Wednesday, July 10, 2013


As we discovered in our last post from the MF Archives, James Turrell's 1983 exhibition at the Mattress Factory marked a significant turning point for the museum, which until then had only exhibited works by local artists. Though the museum's exhibition program has grown to include works by artists from over 25 countries, many aspects of the early life of the Mattress Factory remain unchanged. In particular, I find it fascinating to look back and reflect on the museum's long-standing dedication to maintaining a creative workspace for artists. Ever since the very beginning, co-directors Barbara and Michael have encouraged artists to experiment with their craft, unencumbered by deadlines or commitments, and with the undivided support of the entire museum staff.

James Turrell planning his installations at the Mattress Factory, 1983

James Turrell's month-long residency was a flurry of activity. He worked alongside the construction crew, drafting and re-drafting plans, hanging drywall, and experimenting with a variety of effects until he was satisfied that his vision had been realized.

James Turrell planning and re-planning his installations, 1983

In November 1983, Turrell described his Mattress Factory residency as providing the time to take risks and explore far more possibilities within a space than he expected in a standard museum setting. He described the experiences as allowing him to "work as an artist," making messes, changing plans last minute, and allowing the artwork to evolve and develop through the creation process.[1]
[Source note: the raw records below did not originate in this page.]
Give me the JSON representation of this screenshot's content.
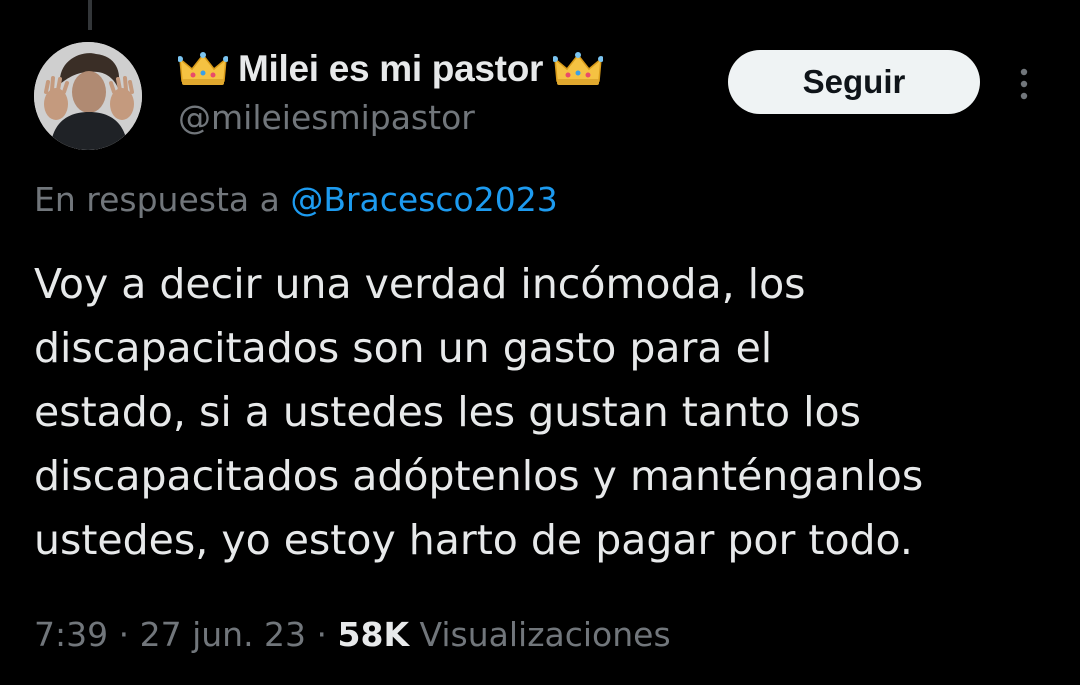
{
  "author": {
    "display_name": "Milei es mi pastor",
    "handle": "@mileiesmipastor",
    "badge_icon": "crown-emoji"
  },
  "actions": {
    "follow_label": "Seguir",
    "more_icon": "three-dots-vertical"
  },
  "reply": {
    "prefix": "En respuesta a",
    "mention": "@Bracesco2023"
  },
  "tweet": {
    "lines": [
      "Voy a decir una verdad incómoda, los",
      "discapacitados son un gasto para el",
      "estado, si a ustedes les gustan tanto los",
      "discapacitados adóptenlos y manténganlos",
      "ustedes, yo estoy harto de pagar por todo."
    ]
  },
  "meta": {
    "time": "7:39",
    "separator": "·",
    "date": "27 jun. 23",
    "views_count": "58K",
    "views_label": "Visualizaciones"
  },
  "colors": {
    "background": "#000000",
    "text_primary": "#e7e9ea",
    "text_secondary": "#71767b",
    "link": "#1d9bf0",
    "button_bg": "#eff3f4",
    "button_text": "#0f1419"
  }
}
James Turrell working "as an artist."

The 1983 Mattress Factory presentation of James Turrell works was a part of, Urban Pulses: The Artist and the City, a cross-institutional, city-wide exhibition heralded as the most significant expression of contemporary art in Pittsburgh in decades.[2] Over the course of several months contemporary art heavyweights Keith Haring, Jenny Holzer, Paul Thek, Gilbert and George, Romare Bearden, Roger Welch, Ed Paschke, Michael Smith, David Wojnarowczs and others filled gallery spaces across the city, offering varying takes on notions of urbanity, expression, and the grit of the city life.

Without a doubt, the most lasting work from this intensely vibrant period in the Pittsburgh art scene are the two Turrell works created during his residency, Pleiades and Danaë. We'll look closer at these works and learn about how they came to stay at the Mattress Factory in our next post.  

[1] Mattress Factory.  1983 Programs Completed Report.  Artists Files Collection. Mattress Factory Archives, Pittsburgh, Pennsylvania. 

[2] Miller, Donald. "Most significant art show since 69." Pittsburgh Post-Gazette 22 October 1983: 21. Google News Web. 17 June 2013.